Tian nodded for him to go ahead. This wasn't a bad start at all. Let them fully explore the box they were in, explore it all the way to the corners. He was confident they'd see there were only two alternatives, in the end: let the Wolves take one of every pair under the age of puberty, as they always had, or stand and fight. But to see that, they needed to understand that all other ways out were dead ends.

The old man spoke patiently. Sorrowfully, even. " 'Tis a terrible idea, aye. But think'ee this, sais: if the Wolves were to come and find us childless, they might leave us alone ever after."

"Aye, so they might," one of the smallhold farmers rumbled-his name was Jorge Estrada. "And so they might not. Manni-sai, would you really kill a whole town's children for what might be?"

A strong rumble of agreement ran through the crowd. Another smallholder, Garrett Strong, rose to his feet. His pug-dog's face was truculent His thumbs were hung in his belt. "Better we all kill ourselves," he said. "Babbies and grown-ups alike."

The Manni didn't look outraged at this. Nor did any of the other blue-cloaks around him. "It's an option," the old man said. "We would speak of it if others would." He sat down.

"Not me," Garrett Strong said. "It'd be like cuttin off your damn head to save shaving, hear me, I beg."

There was laughter and a few cries of Hear you very well. Garrett sat back down, looking a little less tense, and put his head together with Vaughn Eisenhart. One of the other ranchers, Diego Adams, was listening in, his black eyes intent.

Another smallholder rose-Buckyjavier. He had bright little blue eyes in a small head that seemed to slope back from his goatee'd chin. "What if we left for awhile?" he asked. "What if we took our children and went back west?
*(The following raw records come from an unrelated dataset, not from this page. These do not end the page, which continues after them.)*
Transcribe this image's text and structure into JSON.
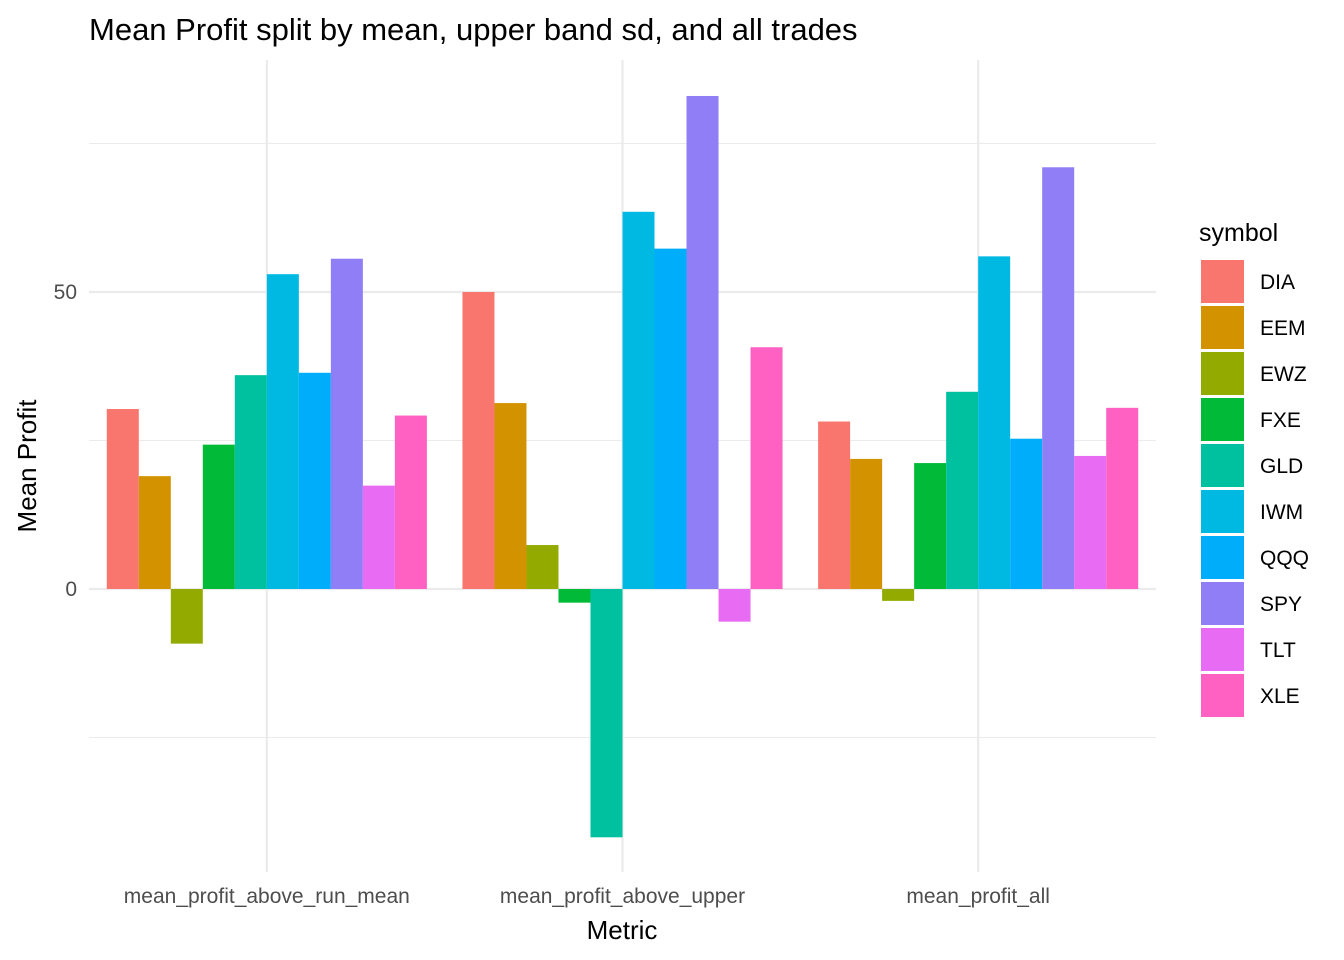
{
  "chart_data": {
    "type": "bar",
    "title": "Mean Profit split by mean, upper band sd, and all trades",
    "xlabel": "Metric",
    "ylabel": "Mean Profit",
    "ylim": [
      -48,
      83
    ],
    "yticks": [
      0,
      50
    ],
    "grid": true,
    "legend": {
      "title": "symbol",
      "position": "right"
    },
    "categories": [
      "mean_profit_above_run_mean",
      "mean_profit_above_upper",
      "mean_profit_all"
    ],
    "series": [
      {
        "name": "DIA",
        "color": "#F8766D",
        "values": [
          30.3,
          50.0,
          28.2
        ]
      },
      {
        "name": "EEM",
        "color": "#D39200",
        "values": [
          19.0,
          31.3,
          21.9
        ]
      },
      {
        "name": "EWZ",
        "color": "#93AA00",
        "values": [
          -9.2,
          7.4,
          -2.0
        ]
      },
      {
        "name": "FXE",
        "color": "#00BA38",
        "values": [
          24.3,
          -2.3,
          21.2
        ]
      },
      {
        "name": "GLD",
        "color": "#00C19F",
        "values": [
          36.0,
          -41.8,
          33.2
        ]
      },
      {
        "name": "IWM",
        "color": "#00B9E3",
        "values": [
          53.0,
          63.5,
          56.0
        ]
      },
      {
        "name": "QQQ",
        "color": "#00ADFA",
        "values": [
          36.4,
          57.3,
          25.3
        ]
      },
      {
        "name": "SPY",
        "color": "#8F7EF5",
        "values": [
          55.6,
          83.0,
          71.0
        ]
      },
      {
        "name": "TLT",
        "color": "#E76BF3",
        "values": [
          17.4,
          -5.5,
          22.4
        ]
      },
      {
        "name": "XLE",
        "color": "#FF61C3",
        "values": [
          29.2,
          40.7,
          30.5
        ]
      }
    ]
  }
}
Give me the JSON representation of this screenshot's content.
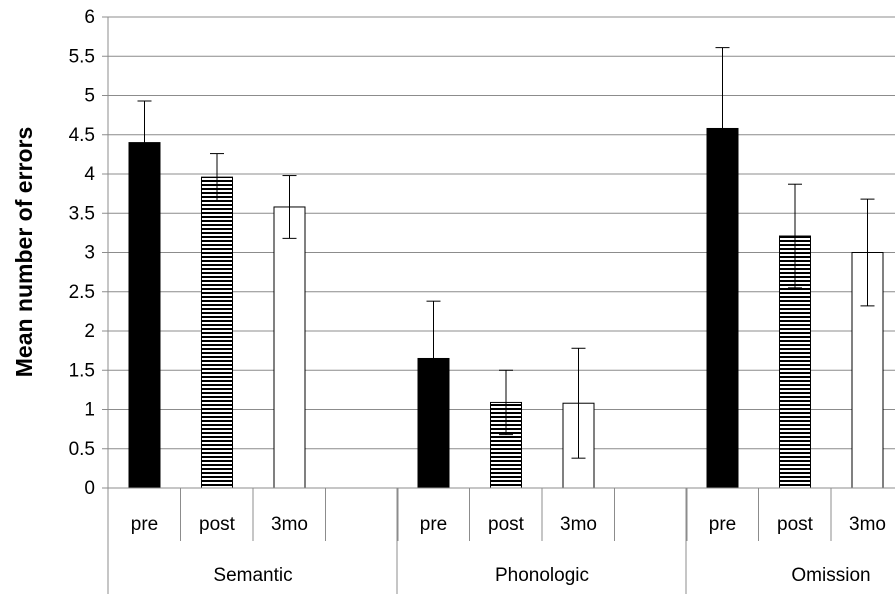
{
  "chart_data": {
    "type": "bar",
    "title": "",
    "xlabel": "",
    "ylabel": "Mean number of errors",
    "ylim": [
      0,
      6
    ],
    "yticks": [
      "0",
      "0.5",
      "1",
      "1.5",
      "2",
      "2.5",
      "3",
      "3.5",
      "4",
      "4.5",
      "5",
      "5.5",
      "6"
    ],
    "grid": true,
    "groups": [
      "Semantic",
      "Phonologic",
      "Omission"
    ],
    "categories": [
      "pre",
      "post",
      "3mo"
    ],
    "series": [
      {
        "category": "pre",
        "fill": "solid-black",
        "color": "#000000",
        "values": [
          4.4,
          1.65,
          4.58
        ],
        "error": [
          0.53,
          0.73,
          1.03
        ]
      },
      {
        "category": "post",
        "fill": "horizontal-stripes",
        "color": "#000000",
        "values": [
          3.96,
          1.09,
          3.21
        ],
        "error": [
          0.3,
          0.41,
          0.66
        ]
      },
      {
        "category": "3mo",
        "fill": "white",
        "color": "#ffffff",
        "values": [
          3.58,
          1.08,
          3.0
        ],
        "error": [
          0.4,
          0.7,
          0.68
        ]
      }
    ]
  }
}
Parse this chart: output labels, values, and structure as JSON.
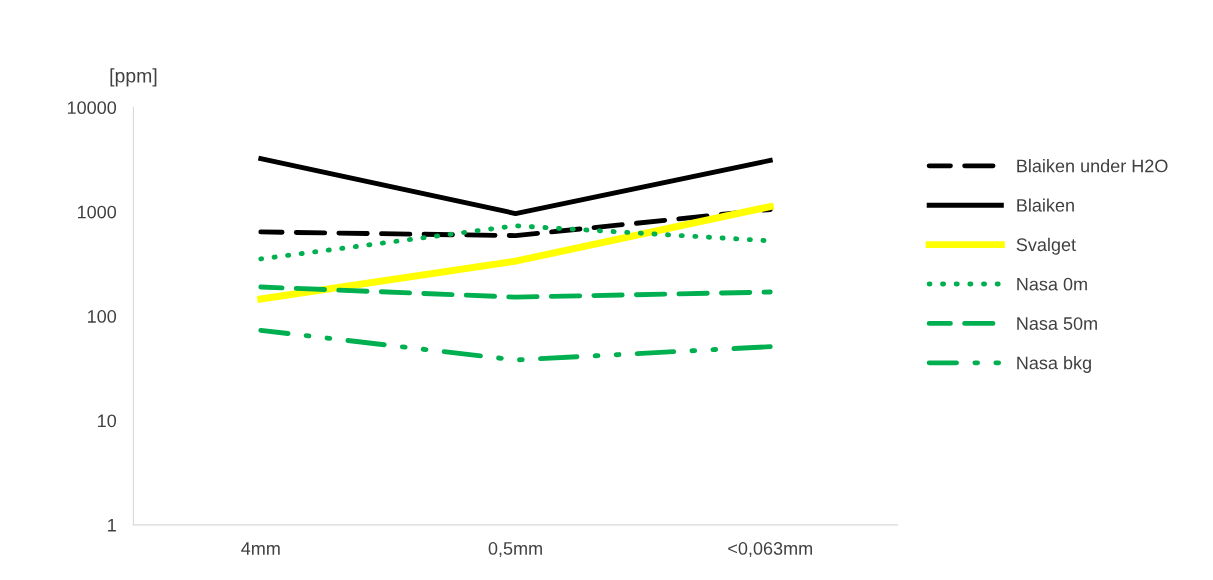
{
  "chart_data": {
    "type": "line",
    "ylabel": "[ppm]",
    "categories": [
      "4mm",
      "0,5mm",
      "<0,063mm"
    ],
    "log": "y",
    "ylim": [
      1,
      10000
    ],
    "yticks": [
      1,
      10,
      100,
      1000,
      10000
    ],
    "grid": false,
    "legend": "right",
    "marker": "none",
    "series": [
      {
        "name": "Blaiken under H2O",
        "color": "#000000",
        "line_style": "dashed",
        "values": [
          640,
          590,
          1050
        ]
      },
      {
        "name": "Blaiken",
        "color": "#000000",
        "line_style": "solid",
        "values": [
          3230,
          960,
          3100
        ]
      },
      {
        "name": "Svalget",
        "color": "#ffff00",
        "line_style": "solid",
        "values": [
          146,
          336,
          1120
        ]
      },
      {
        "name": "Nasa 0m",
        "color": "#00b050",
        "line_style": "dotted",
        "values": [
          353,
          733,
          526
        ]
      },
      {
        "name": "Nasa 50m",
        "color": "#00b050",
        "line_style": "dashed",
        "values": [
          190,
          152,
          170
        ]
      },
      {
        "name": "Nasa bkg",
        "color": "#00b050",
        "line_style": "dashdot",
        "values": [
          73,
          38,
          51
        ]
      }
    ]
  }
}
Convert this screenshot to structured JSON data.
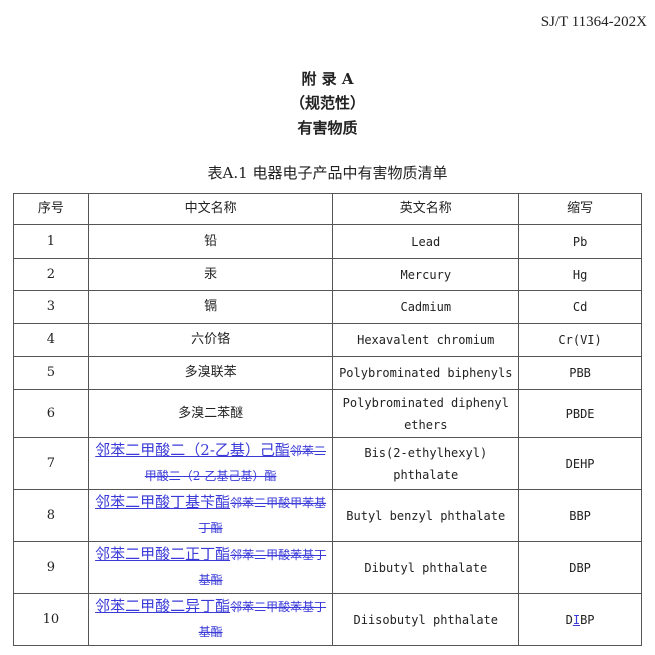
{
  "standard_number": "SJ/T 11364-202X",
  "appendix": {
    "title": "附 录 A",
    "type": "（规范性）",
    "subject": "有害物质"
  },
  "table": {
    "caption": "表A.1 电器电子产品中有害物质清单",
    "headers": [
      "序号",
      "中文名称",
      "英文名称",
      "缩写"
    ],
    "rows": [
      {
        "no": "1",
        "cn": "铅",
        "en": "Lead",
        "abbr": "Pb"
      },
      {
        "no": "2",
        "cn": "汞",
        "en": "Mercury",
        "abbr": "Hg"
      },
      {
        "no": "3",
        "cn": "镉",
        "en": "Cadmium",
        "abbr": "Cd"
      },
      {
        "no": "4",
        "cn": "六价铬",
        "en": "Hexavalent chromium",
        "abbr": "Cr(VI)"
      },
      {
        "no": "5",
        "cn": "多溴联苯",
        "en": "Polybrominated biphenyls",
        "abbr": "PBB"
      },
      {
        "no": "6",
        "cn": "多溴二苯醚",
        "en": "Polybrominated diphenyl ethers",
        "abbr": "PBDE"
      },
      {
        "no": "7",
        "cn_inserted": "邻苯二甲酸二（2-乙基）己酯",
        "cn_deleted": "邻苯二甲酸二（2-乙基己基）酯",
        "en": "Bis(2-ethylhexyl) phthalate",
        "abbr": "DEHP"
      },
      {
        "no": "8",
        "cn_inserted": "邻苯二甲酸丁基苄酯",
        "cn_deleted": "邻苯二甲酸甲苯基丁酯",
        "en": "Butyl benzyl phthalate",
        "abbr": "BBP"
      },
      {
        "no": "9",
        "cn_inserted": "邻苯二甲酸二正丁酯",
        "cn_deleted": "邻苯二甲酸苯基丁基酯",
        "en": "Dibutyl phthalate",
        "abbr": "DBP"
      },
      {
        "no": "10",
        "cn_inserted": "邻苯二甲酸二异丁酯",
        "cn_deleted": "邻苯二甲酸苯基丁基酯",
        "en": "Diisobutyl phthalate",
        "abbr_parts": [
          "D",
          "I",
          "BP"
        ]
      }
    ]
  },
  "colors": {
    "revision": "#3a3ad8"
  }
}
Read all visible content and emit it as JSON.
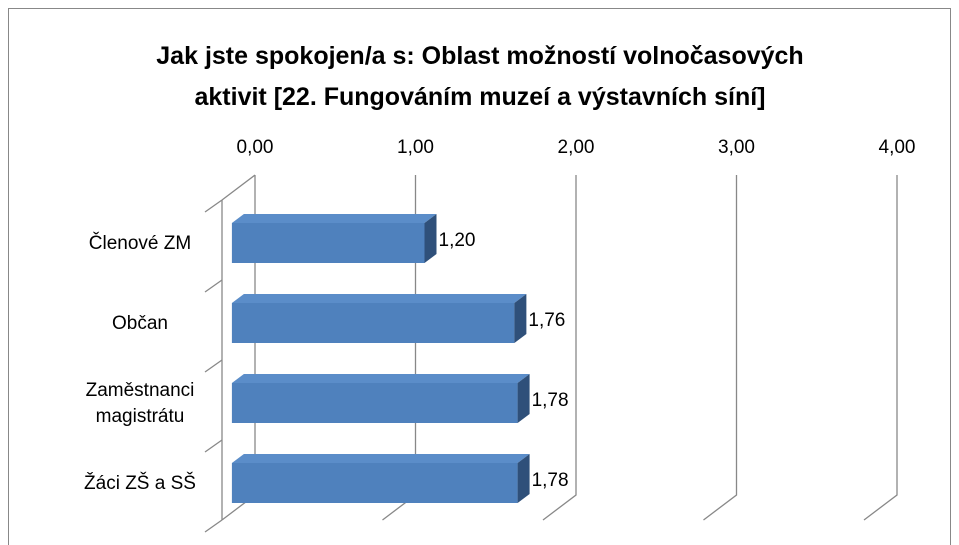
{
  "chart_data": {
    "type": "bar",
    "orientation": "horizontal",
    "title": "Jak jste spokojen/a s: Oblast možností volnočasových aktivit [22. Fungováním muzeí a výstavních síní]",
    "categories": [
      "Členové ZM",
      "Občan",
      "Zaměstnanci magistrátu",
      "Žáci ZŠ a SŠ"
    ],
    "values": [
      1.2,
      1.76,
      1.78,
      1.78
    ],
    "value_labels": [
      "1,20",
      "1,76",
      "1,78",
      "1,78"
    ],
    "color": "#4f81bd",
    "xlim": [
      0,
      4
    ],
    "xticks": [
      {
        "value": 0,
        "label": "0,00"
      },
      {
        "value": 1,
        "label": "1,00"
      },
      {
        "value": 2,
        "label": "2,00"
      },
      {
        "value": 3,
        "label": "3,00"
      },
      {
        "value": 4,
        "label": "4,00"
      }
    ],
    "grid": true
  }
}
All the way to the west branch of the Big River, mayhap?"

There was a moment of considering silence at this bold idea. The west branch of the Whye was almost all the way back to Mid-World… where, according to Andy, a great palace of green glass had lately appeared and even more lately disappeared again. Tian was about to respond himself when Eben Took, the storekeeper, did it for him. Tian was relieved. He hoped to be silent as long as possible. When they were talked out, he'd tell them what was left.

"Are ye mad?" Eben asked. "Wolves'd come in, see us gone, and burn all to the ground-farms and ranches, crops and stores, root and branch. What would we come back to?"

"And what if they came after us?" Jorge Estrada chimed in. "Do'ee think we'd be hard to follow, for such as the Wolves? They'd burn us out as Took says, ride our backtrail, and take the kiddies anyway!"

Louder agreement. The stomp of shor'boots on the plain pine floorboards. And a few cries of Hear him, hear him!

"Besides," Neil Faraday said, standing and holding his vast and filthy sombrero in front of him, "they never steal all our children." He spoke in a frightened let's-be-reasonable tone that set Tian's teeth on edge. It was this counsel he feared above all others. Its deadly-false call to reason.

One of the Manni, this one younger and beardless, uttered a sharp and contemptuous laugh. "Ah, one saved out of every two! And that make it all right, does it? God bless thee!" He might have said more, but Henchick clamped a gnarled hand on the young man's arm. The young one said no more, but he didn't lower his head submissively, either. His eyes were hot, his lips a thin white line.